Earth is home to over 1,386,000,000 km3 (the amount of water to fill 565 trillion Olympic sized swimming pools) of precious water. Water is abundant, and can be readily found in all three of its physical states: as ice, liquid, and gaseous water vapor. However, most water occurs as saltwater in the oceans, which cover over 70% of the Earth’s surface. Saltwater cannot be consumed by humans because the salinity causes our body’s cells to dehydrate. The left column in Figure 11 shows the distribution of all water on Earth.
Only 2.5% of the total water supply is fresh water, the form needed to support animal and plant life including essential human activities like drinking, cooking, cleaning, bathing, agriculture, and industry (figure 12).
You will learn in the Water and Ethics section that water is a ‘human right’. You can imagine why this would be the case as you see here how water is essential for life and in short supply.

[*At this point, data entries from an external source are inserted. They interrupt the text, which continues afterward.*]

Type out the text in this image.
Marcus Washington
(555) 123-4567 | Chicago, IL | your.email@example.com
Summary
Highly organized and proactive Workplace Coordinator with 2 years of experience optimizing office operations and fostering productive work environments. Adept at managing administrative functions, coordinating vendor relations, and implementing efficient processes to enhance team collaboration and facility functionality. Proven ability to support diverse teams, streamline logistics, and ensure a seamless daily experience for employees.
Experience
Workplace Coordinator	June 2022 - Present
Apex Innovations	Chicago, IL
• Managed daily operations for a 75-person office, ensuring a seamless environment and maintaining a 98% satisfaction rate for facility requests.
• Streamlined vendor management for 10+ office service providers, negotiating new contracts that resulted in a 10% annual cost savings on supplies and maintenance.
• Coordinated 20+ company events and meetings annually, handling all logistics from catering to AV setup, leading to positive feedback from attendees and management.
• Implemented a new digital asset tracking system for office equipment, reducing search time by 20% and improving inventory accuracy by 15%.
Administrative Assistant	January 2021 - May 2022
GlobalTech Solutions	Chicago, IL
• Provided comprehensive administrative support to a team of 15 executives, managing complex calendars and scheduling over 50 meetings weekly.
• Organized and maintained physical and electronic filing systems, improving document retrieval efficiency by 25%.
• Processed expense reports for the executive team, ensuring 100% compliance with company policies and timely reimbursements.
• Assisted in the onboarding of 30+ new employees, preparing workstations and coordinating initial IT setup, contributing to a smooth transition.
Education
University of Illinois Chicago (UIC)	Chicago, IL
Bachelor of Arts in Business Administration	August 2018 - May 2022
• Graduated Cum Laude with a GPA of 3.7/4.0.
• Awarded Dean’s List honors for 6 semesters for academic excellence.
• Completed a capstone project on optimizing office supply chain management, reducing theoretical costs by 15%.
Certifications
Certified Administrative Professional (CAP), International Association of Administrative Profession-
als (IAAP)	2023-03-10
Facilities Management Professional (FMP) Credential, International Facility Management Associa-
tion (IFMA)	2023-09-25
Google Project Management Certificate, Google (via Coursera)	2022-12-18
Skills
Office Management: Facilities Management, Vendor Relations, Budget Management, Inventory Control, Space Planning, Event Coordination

As you study the middle and left-hand columns in Figure 11 you see that almost 69% of the Earth’s freshwater is frozen in glaciers and ice caps. The remaining 31.4% is found in underground aquifers and surface bodies of water. With the rapid melting of glaciers and polar ice caps, much of the Earth's stored fresh water is melting and mixing with the oceans, making it unavailable for human use.
Other than frozen water stored in glaciers, there are three primary sources of stored liquid freshwater on Earth. The first is surface water, or water found in lakes, wetlands, or rivers. Surface water is created by precipitation collecting in a drainage basin or watershed. The second source is ground water, which collects in the small spaces between gravel and soil or within underground aquifers. Ground water is recharged by both precipitation and the third source of freshwater: under-river flow. Under-river flow is the water moving through the hyporheic zone which lies just beneath the sediment surface of a floodplain or riverbed. Under-river flow is very dynamic. When the ground water table is low, under-river flow recharges it or replenishes water to the water table. When ground resources are completely saturated, water is forced back up through the hyporheic zone and into the river itself, a process called discharge.

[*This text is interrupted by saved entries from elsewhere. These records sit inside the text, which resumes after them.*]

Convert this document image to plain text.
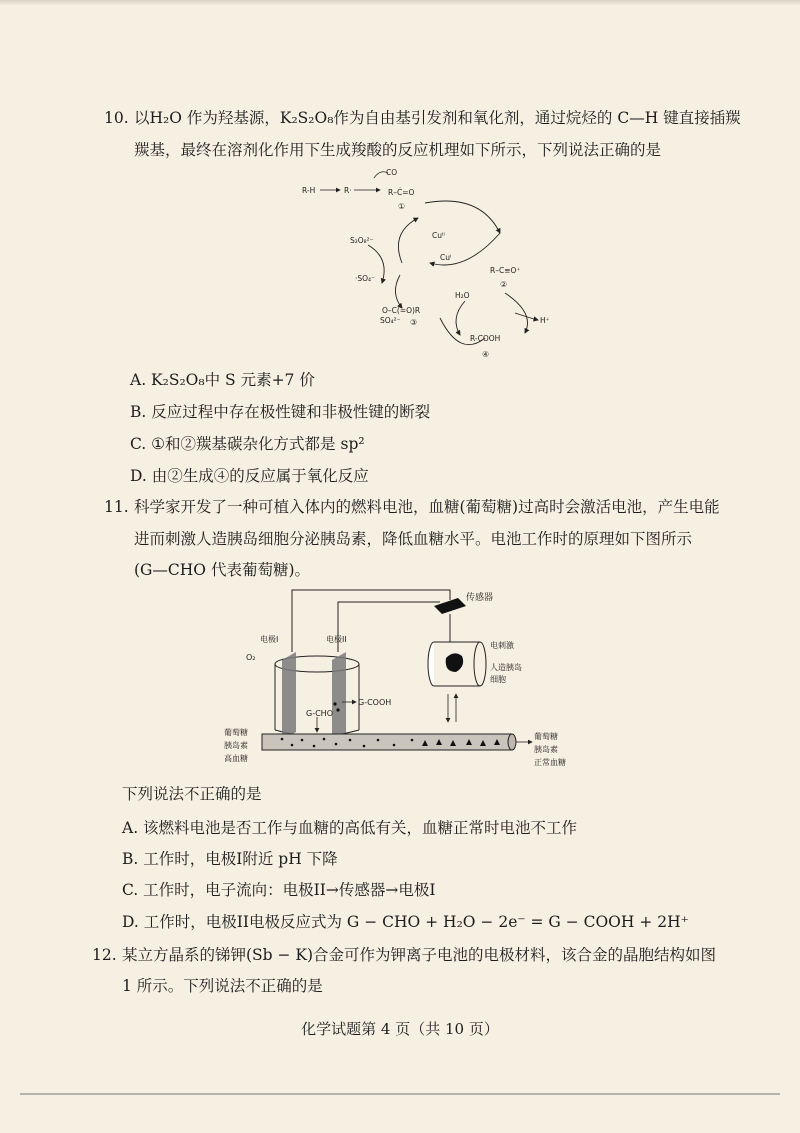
10. 以H₂O 作为羟基源，K₂S₂O₈作为自由基引发剂和氧化剂，通过烷烃的 C—H 键直接插羰
羰基，最终在溶剂化作用下生成羧酸的反应机理如下所示，下列说法正确的是
R-H	R·
CO
R–Ċ=O
①
S₂O₈²⁻
·SO₄⁻
Cuᴵᴵ
Cuᴵ
R–C≡O⁺
②
H₂O
H⁺
O–C(=O)R
SO₄²⁻ ③
R-COOH
④
A. K₂S₂O₈中 S 元素+7 价
B. 反应过程中存在极性键和非极性键的断裂
C. ①和②羰基碳杂化方式都是 sp²
D. 由②生成④的反应属于氧化反应
11. 科学家开发了一种可植入体内的燃料电池，血糖(葡萄糖)过高时会激活电池，产生电能
进而刺激人造胰岛细胞分泌胰岛素，降低血糖水平。电池工作时的原理如下图所示
(G—CHO 代表葡萄糖)。
传感器
电极I	电极II
O₂
G-CHO
G-COOH
电刺激
人造胰岛
细胞
葡萄糖
胰岛素
高血糖
葡萄糖
胰岛素
正常血糖
下列说法不正确的是
A. 该燃料电池是否工作与血糖的高低有关，血糖正常时电池不工作
B. 工作时，电极I附近 pH 下降
C. 工作时，电子流向：电极II→传感器→电极I
D. 工作时，电极II电极反应式为 G − CHO + H₂O − 2e⁻ = G − COOH + 2H⁺
12. 某立方晶系的锑钾(Sb − K)合金可作为钾离子电池的电极材料，该合金的晶胞结构如图
1 所示。下列说法不正确的是
化学试题第 4 页（共 10 页）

In the upcoming Action section you will learn about actions being taken in Indonesia to deal with flooding caused by deforestation.

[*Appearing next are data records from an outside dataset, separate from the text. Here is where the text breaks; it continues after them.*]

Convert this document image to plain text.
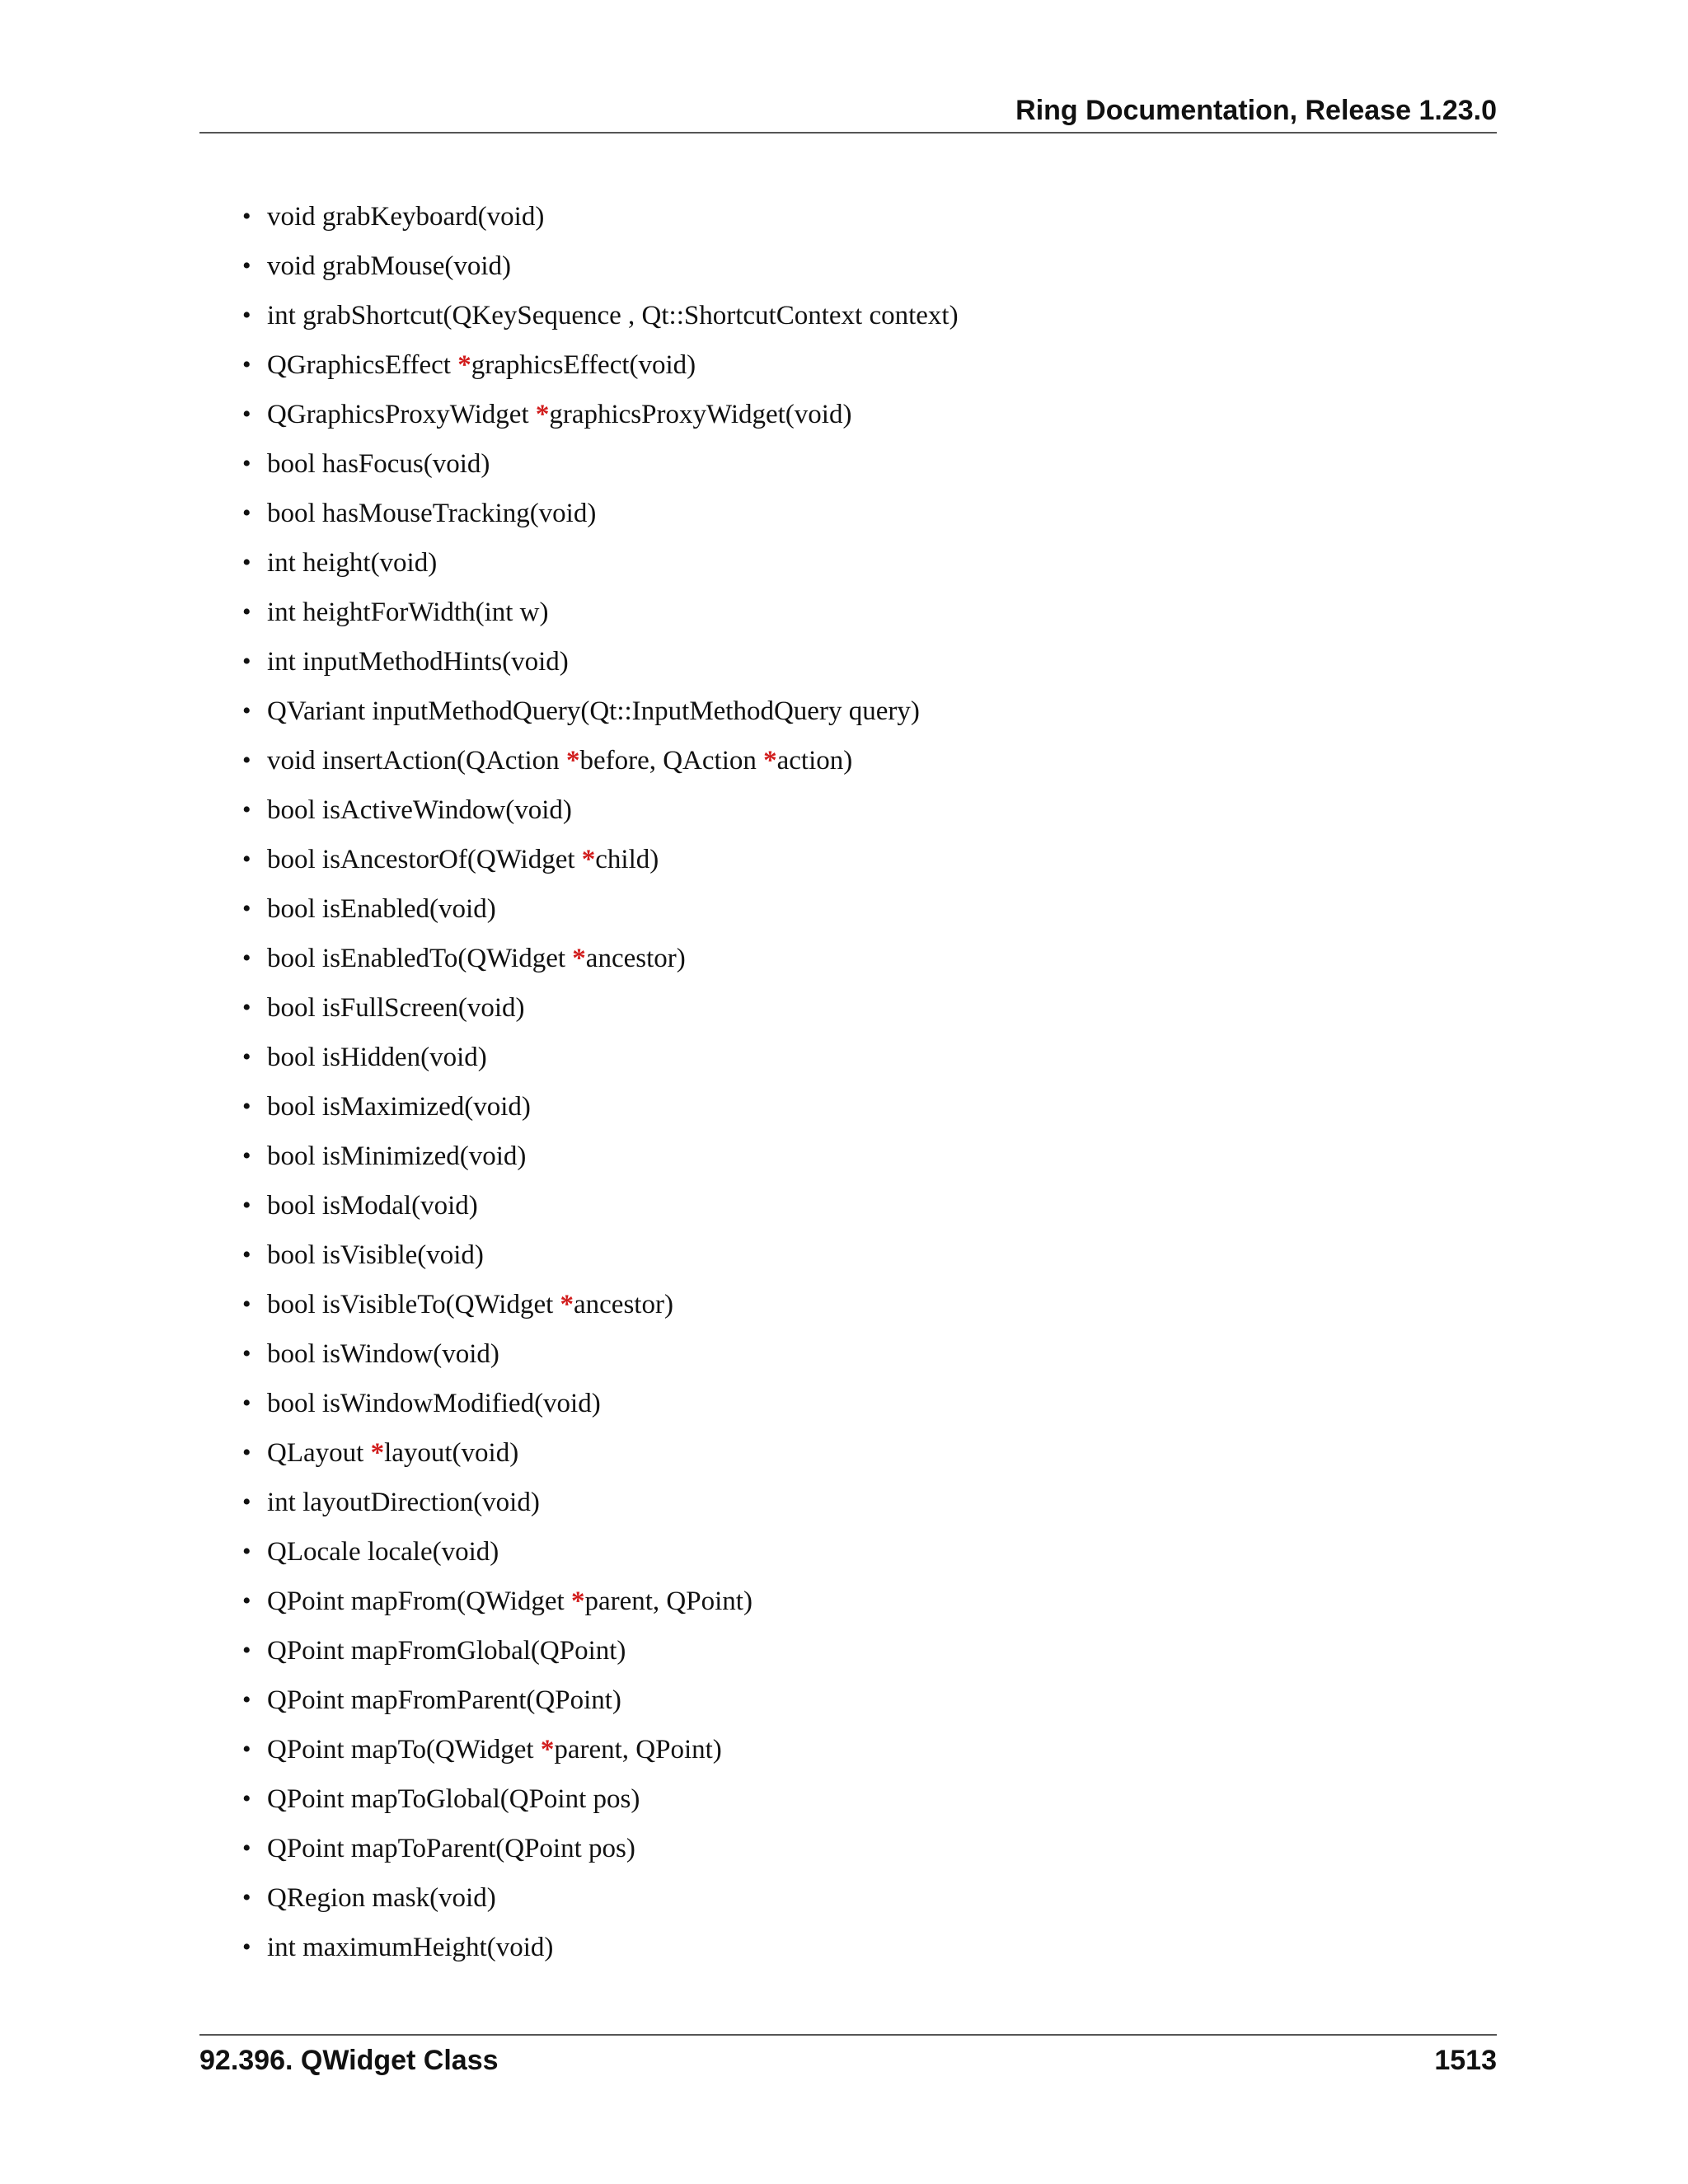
Ring Documentation, Release 1.23.0
• void grabKeyboard(void)
• void grabMouse(void)
• int grabShortcut(QKeySequence , Qt::ShortcutContext context)
• QGraphicsEffect *graphicsEffect(void)
• QGraphicsProxyWidget *graphicsProxyWidget(void)
• bool hasFocus(void)
• bool hasMouseTracking(void)
• int height(void)
• int heightForWidth(int w)
• int inputMethodHints(void)
• QVariant inputMethodQuery(Qt::InputMethodQuery query)
• void insertAction(QAction *before, QAction *action)
• bool isActiveWindow(void)
• bool isAncestorOf(QWidget *child)
• bool isEnabled(void)
• bool isEnabledTo(QWidget *ancestor)
• bool isFullScreen(void)
• bool isHidden(void)
• bool isMaximized(void)
• bool isMinimized(void)
• bool isModal(void)
• bool isVisible(void)
• bool isVisibleTo(QWidget *ancestor)
• bool isWindow(void)
• bool isWindowModified(void)
• QLayout *layout(void)
• int layoutDirection(void)
• QLocale locale(void)
• QPoint mapFrom(QWidget *parent, QPoint)
• QPoint mapFromGlobal(QPoint)
• QPoint mapFromParent(QPoint)
• QPoint mapTo(QWidget *parent, QPoint)
• QPoint mapToGlobal(QPoint pos)
• QPoint mapToParent(QPoint pos)
• QRegion mask(void)
• int maximumHeight(void)
92.396. QWidget Class	1513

Clean, accessible freshwater is rare and unevenly distributed across the globe. We have already encountered this problem in the Ganges case study that opened this chapter. The availability of clean water varies widely from place to place for two reasons. The first is natural variation in the hydrologic cycle, which was discussed above. The second is human intervention which will be discussed below. Human activities have greatly impacted the natural distribution of water. These interventions include division of water for agriculture, deforestation, industry, and the burning of fossil fuels. Over time, human activity has also contributed to global climate change, which also greatly alters water distribution. Higher global temperatures cause:
- increased evaporation from the surfaces of oceans and land
- increased precipitation over oceans and land; increased rain intensity
- ocean acidification due to dissolving of carbon dioxide from the atmosphere into H2O
- less snow; less rebuilding of glaciers and high altitude snow pack
- frequent, intense storms; hurricanes, tornadoes, monsoons, typhoons
- ice cap melting; higher sea levels
Of course, human communities have also directly manipulated water flow for socio-economic reasons. Technologies built to ensure reliable water access for human use have changed the paths of rivers, created and depleted surface resources, and drained aquifers, as we have seen with the River Ganges. The following chapter on food systems will thoroughly discuss how modern industrial agriculture has impacted water resources in these ways.